After a long training period, the team made the expedition in May 1975. The group attracted much media attention with their plans, and the 15 women were initially accompanied by journalists and a television camera crew as they began their climb. They used the same route to ascend the mountain that Sir Edmund Hillary and Tenzing Norgay had taken in 1953, and six sherpa guides assisted the team for the full span of the expedition. On 4 May, the team was camping at 6,300 metres (20,700 ft) when an avalanche struck their camp. Tabei and four of her fellow climbers were buried under the snow. Tabei lost consciousness until sherpa guides dug her out. Luckily, there were no casualties. Bruised and injured by the incident, Tabei could barely walk and was forced to spend two days recovering. As soon as she was able, however, she resumed the expedition and continued leading her team up the mountain.

Although the team had originally planned to send two women up to the peak of Everest (accompanied by a sherpa), a bout of altitude sickness meant that the team's sherpas could not carry the number of oxygen bottles required to accommodate two climbers. Only one woman could continue. After much discussion, Hisano nominated Tabei to complete the climb. Nearing the peak, Tabei was furious to discover that she would have to cross a thin, hazardous ridge of ice that had gone completely unmentioned in accounts by previous expeditions. She crawled along it sideways, later describing it as the most tense experience she had ever had. Twelve days after the avalanche, on 16 May 1975, with her sherpa guide Ang Tsering, Tabei became the first woman to reach the summit of Everest.

Tabei was showered with attention as a result of her achievement. In Kathmandu, a parade was held in her honour. On her return to Japan, she was received at the Tokyo airport by thousands of cheering supporters. She received messages from the King of Nepal and the Japanese government, a television miniseries was made about the Everest expedition, and Tabei made personal appearances across Japan. However, Tabei remained uncomfortable with this level of fame. She later told media that she preferred to be remembered as the 36th person to summit Everest: "I did not intend to be the first woman on Everest."

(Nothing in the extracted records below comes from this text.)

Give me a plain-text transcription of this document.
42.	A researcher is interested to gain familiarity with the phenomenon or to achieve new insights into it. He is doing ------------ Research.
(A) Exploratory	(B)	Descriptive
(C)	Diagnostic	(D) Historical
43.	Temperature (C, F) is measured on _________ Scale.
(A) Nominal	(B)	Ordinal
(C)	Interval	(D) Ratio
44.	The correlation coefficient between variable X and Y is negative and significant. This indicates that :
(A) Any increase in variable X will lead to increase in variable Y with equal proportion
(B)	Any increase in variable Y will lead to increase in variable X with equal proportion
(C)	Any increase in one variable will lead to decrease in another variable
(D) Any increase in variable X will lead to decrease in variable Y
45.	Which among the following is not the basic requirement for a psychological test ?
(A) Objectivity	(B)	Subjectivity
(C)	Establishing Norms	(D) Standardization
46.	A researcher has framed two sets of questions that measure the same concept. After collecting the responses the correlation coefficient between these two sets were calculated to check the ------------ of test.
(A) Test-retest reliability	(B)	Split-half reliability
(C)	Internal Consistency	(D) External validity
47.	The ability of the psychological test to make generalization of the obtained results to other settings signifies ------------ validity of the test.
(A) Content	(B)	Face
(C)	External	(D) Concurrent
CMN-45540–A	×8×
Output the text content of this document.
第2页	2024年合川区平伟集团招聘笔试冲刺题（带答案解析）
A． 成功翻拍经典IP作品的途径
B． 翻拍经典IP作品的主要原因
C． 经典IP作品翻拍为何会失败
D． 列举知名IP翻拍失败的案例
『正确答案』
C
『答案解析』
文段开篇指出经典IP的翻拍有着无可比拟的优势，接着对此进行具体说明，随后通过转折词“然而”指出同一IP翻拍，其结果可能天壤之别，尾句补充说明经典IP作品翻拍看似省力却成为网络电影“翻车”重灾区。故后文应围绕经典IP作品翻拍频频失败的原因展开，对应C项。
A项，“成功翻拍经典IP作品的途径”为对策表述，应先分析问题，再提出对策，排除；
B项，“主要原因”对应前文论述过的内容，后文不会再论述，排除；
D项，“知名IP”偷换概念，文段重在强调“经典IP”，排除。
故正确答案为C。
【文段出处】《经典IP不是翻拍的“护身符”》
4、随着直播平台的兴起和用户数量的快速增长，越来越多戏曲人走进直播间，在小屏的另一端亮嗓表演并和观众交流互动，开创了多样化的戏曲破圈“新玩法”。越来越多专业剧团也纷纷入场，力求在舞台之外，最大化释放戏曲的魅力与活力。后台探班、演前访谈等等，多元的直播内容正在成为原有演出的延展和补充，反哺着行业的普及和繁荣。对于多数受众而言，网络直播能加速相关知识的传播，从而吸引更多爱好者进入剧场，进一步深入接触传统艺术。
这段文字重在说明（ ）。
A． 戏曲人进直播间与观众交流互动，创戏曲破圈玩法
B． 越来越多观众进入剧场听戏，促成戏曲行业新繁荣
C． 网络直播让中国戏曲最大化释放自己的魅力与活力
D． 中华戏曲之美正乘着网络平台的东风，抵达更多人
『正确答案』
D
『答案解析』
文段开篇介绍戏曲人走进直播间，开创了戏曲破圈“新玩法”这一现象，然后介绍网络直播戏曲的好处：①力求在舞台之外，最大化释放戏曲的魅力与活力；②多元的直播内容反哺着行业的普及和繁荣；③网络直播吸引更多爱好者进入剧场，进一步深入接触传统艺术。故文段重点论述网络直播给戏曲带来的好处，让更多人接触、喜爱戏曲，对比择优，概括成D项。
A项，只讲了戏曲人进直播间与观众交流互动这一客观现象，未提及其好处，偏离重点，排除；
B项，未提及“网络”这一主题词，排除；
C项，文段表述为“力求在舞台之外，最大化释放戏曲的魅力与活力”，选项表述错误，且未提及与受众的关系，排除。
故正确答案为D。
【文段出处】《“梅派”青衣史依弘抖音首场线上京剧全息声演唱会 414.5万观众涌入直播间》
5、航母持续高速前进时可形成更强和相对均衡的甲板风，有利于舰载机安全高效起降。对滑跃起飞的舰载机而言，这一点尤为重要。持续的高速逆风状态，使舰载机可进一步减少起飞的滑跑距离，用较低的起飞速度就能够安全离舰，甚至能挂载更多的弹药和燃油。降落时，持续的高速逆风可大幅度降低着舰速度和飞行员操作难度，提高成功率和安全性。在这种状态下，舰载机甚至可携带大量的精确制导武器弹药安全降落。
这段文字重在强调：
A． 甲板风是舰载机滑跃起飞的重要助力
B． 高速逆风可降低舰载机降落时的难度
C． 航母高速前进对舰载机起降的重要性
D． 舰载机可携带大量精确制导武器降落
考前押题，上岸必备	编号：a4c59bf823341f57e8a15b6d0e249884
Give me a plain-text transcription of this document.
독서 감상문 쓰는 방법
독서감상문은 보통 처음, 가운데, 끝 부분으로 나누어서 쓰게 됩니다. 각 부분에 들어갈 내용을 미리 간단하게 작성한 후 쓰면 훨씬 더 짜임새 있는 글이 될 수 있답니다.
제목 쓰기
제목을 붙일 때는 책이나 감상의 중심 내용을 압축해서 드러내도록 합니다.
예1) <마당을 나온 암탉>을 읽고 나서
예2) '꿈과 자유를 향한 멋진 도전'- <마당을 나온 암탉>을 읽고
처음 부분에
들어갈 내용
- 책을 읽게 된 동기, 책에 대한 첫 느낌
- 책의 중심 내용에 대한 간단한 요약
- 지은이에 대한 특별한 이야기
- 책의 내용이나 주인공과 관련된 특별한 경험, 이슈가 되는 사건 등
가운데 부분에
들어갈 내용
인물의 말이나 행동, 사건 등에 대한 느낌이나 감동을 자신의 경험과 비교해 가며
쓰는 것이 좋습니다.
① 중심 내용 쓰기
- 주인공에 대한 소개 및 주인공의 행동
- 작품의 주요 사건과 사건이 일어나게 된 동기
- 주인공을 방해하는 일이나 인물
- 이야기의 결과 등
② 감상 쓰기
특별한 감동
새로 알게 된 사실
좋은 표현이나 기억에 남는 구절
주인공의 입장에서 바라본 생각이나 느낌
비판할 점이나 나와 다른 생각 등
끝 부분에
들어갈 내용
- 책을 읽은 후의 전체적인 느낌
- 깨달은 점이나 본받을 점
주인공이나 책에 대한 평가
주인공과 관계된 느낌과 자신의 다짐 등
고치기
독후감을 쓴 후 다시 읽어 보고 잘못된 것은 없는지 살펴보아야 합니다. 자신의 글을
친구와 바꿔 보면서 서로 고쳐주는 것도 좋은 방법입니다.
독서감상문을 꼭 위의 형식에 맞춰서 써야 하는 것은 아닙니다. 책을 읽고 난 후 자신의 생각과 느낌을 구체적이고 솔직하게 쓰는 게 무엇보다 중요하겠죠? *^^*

Tabei continued her mountaineering pursuits, eventually climbing the highest mountain on each continent: Kilimanjaro (1980), Mt. Aconcagua (1987), Denali (1988), Mt. Elbrus (1989), Mount Vinson (1991), and Puncak Jaya (1992). Upon her successful climb of Puncak Jaya, she became the first woman to complete the Seven Summits challenge. By 2005, Tabei had taken part in 44 all-female mountaineering expeditions around the world. She had a personal goal of climbing the highest mountain in every country in the world, and by the end of her lifetime she had completed at least 70 of these mountains.

She never accepted corporate sponsorship after Mount Everest, preferring to remain financially independent. She saved money to fund her expeditions by making paid public appearances, guiding mountain-climbing tours, and tutoring local children in music and English. Tabei's friends and supporters sometimes donated food and equipment.

In addition to her climbing, Tabei worked on ecological concerns; in 2000, she completed postgraduate studies at Kyushu University focusing on the environmental degradation of Everest caused by the waste left behind by climbing groups. Tabei was also the director of the Himalayan Adventure Trust of Japan, an organization working at a global level to preserve mountain environments. One of the trust's projects was to build an incinerator to burn climbers' rubbish. She also led and participated in "clean-up" climbs in Japan and the Himalayas alongside her husband and children.

In May 2003, a celebration was held in Kathmandu to celebrate the 50th anniversary of the first successful summit of Mount Everest, and crowds of Nepalese people gathered to cheer a procession of past Everest climbers. Tabei and Sir Edmund Hillary were given a special place in the festivities for their respective achievements.

Between 1996 and 2008, Tabei wrote and published seven books. Following the Great East Japan Earthquake in 2011, Tabei began organizing annual guided excursions up Mount Fuji for schoolchildren affected by the disaster.